Love Never Dies (Brett Sulivan, 2012)
A infame continuação do musical de Andrew Lloyd Webber é quase tão universalmente odiada quanto o original é universalmente idolatrado. Adaptado de um livro de Frederick Forsyth (encomendado pelo próprio Webber), Love Never Dies traz o Fantasma como o dono de um parque de diversões em Coney Island (!!!), tentando se reconciliar com Christine… e contar mais do que isso vai estragar as surpresas (assombrosas e fascinantes) que te esperam neste insano circo de aberrações. Essa gravação em particular, de uma montagem australiana que foi extensivamente revisada, é espetacularmente filmada para se parecer com Moulin Rouge! de Baz Luhrmann, com cenários e figurinos belíssimos, um elenco afiado e melodias que estão entre as mais cativantes de Webber. A combinação desta elegante apresentação com um texto que parece continuação direct-to-video da Disney dos anos 90 cria uma das experiências musicais mais bizarras e fascinantes que você vai ver, basta ter coragem para enxergar “a beleza interior”.

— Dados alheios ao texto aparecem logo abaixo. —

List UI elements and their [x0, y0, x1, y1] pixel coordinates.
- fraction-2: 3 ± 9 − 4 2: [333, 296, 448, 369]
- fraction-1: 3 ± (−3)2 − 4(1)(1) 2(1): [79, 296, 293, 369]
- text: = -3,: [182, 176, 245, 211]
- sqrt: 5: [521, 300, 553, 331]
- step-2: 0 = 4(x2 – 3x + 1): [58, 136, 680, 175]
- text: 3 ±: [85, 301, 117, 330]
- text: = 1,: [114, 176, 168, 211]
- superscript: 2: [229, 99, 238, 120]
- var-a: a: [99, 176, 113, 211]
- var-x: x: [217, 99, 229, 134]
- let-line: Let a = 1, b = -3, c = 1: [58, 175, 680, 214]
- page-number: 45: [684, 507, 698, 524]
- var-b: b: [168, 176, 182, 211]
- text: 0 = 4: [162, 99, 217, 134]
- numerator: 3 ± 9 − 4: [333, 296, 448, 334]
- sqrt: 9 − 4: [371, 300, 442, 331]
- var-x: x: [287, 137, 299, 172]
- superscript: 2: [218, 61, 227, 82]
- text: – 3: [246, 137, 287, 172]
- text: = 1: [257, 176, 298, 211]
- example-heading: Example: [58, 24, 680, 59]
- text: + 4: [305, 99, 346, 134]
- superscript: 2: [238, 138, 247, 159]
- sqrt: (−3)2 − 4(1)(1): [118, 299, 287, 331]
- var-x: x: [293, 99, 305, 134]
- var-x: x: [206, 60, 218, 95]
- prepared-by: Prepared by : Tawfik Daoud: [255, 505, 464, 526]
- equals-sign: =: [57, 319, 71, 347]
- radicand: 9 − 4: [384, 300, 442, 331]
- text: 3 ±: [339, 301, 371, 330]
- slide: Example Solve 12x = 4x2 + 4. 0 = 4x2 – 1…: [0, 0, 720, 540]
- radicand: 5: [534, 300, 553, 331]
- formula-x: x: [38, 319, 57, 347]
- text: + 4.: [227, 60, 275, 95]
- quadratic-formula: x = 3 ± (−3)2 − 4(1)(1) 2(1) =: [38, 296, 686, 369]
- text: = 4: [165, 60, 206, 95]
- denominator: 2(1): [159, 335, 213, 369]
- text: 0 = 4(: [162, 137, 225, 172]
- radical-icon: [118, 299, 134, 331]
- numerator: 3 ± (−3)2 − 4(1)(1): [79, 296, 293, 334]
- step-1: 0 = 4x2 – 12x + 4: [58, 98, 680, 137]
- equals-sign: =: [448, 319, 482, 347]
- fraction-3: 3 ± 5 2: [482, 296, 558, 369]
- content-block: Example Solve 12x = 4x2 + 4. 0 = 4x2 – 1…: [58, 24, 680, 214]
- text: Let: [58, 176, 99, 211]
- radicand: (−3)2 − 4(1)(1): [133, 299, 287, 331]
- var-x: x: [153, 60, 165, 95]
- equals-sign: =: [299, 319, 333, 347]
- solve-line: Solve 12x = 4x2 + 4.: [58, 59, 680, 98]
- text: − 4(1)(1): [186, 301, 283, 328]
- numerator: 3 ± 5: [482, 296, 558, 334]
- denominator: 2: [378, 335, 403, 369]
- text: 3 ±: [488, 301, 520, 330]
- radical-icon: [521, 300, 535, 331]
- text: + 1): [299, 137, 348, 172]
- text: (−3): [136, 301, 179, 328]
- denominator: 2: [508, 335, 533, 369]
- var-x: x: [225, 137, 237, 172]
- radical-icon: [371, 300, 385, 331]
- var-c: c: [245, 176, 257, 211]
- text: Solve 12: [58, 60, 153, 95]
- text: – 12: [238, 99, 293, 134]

Phantom: The Musical (Park Jae-seok, Eunah Kwon, Robert Johanson, 2021)
Outra peça filmada diretamente do palco, mas desta vez é uma versão coreana do musical de Maury Yeston e Arthur Kopit, que originou a minissérie de 1990, e estrelando o astro de k-pop Kyuhyun como o Fantasma. Entitulado simplesmente Phantom (sem “of the Opera” para não se confundir com o de Webber), o musical se tornou um grande sucesso entre companhias regionais de teatro por ser justamente uma alternativa mais acessível e barata, normalmente montado em escala menor. Esta montagem, que ficou por anos em cartaz em Seoul, é uma mega-produção quase tão suntuosa quanto a de Webber, e igualmente cativante. A dramaturgia de Kopit, como comprovado pela minissérie, é uma das interpretações mais refinadas e emocionantes do livro, e cresce ainda mais quando contada através das composições de Yeston. O primeiro ato pode até parecer um tanto ingênuo e antiquado em comparação ao de Webber, mas o surreal segundo ato (ambientado quase inteiro no submundo mágico do Fantasma) revela uma riqueza de texto e música que muitas vezes supera o seu rival britânico mais popular. Melodrama no seu estado mais puro, e mais belo. Imperdível.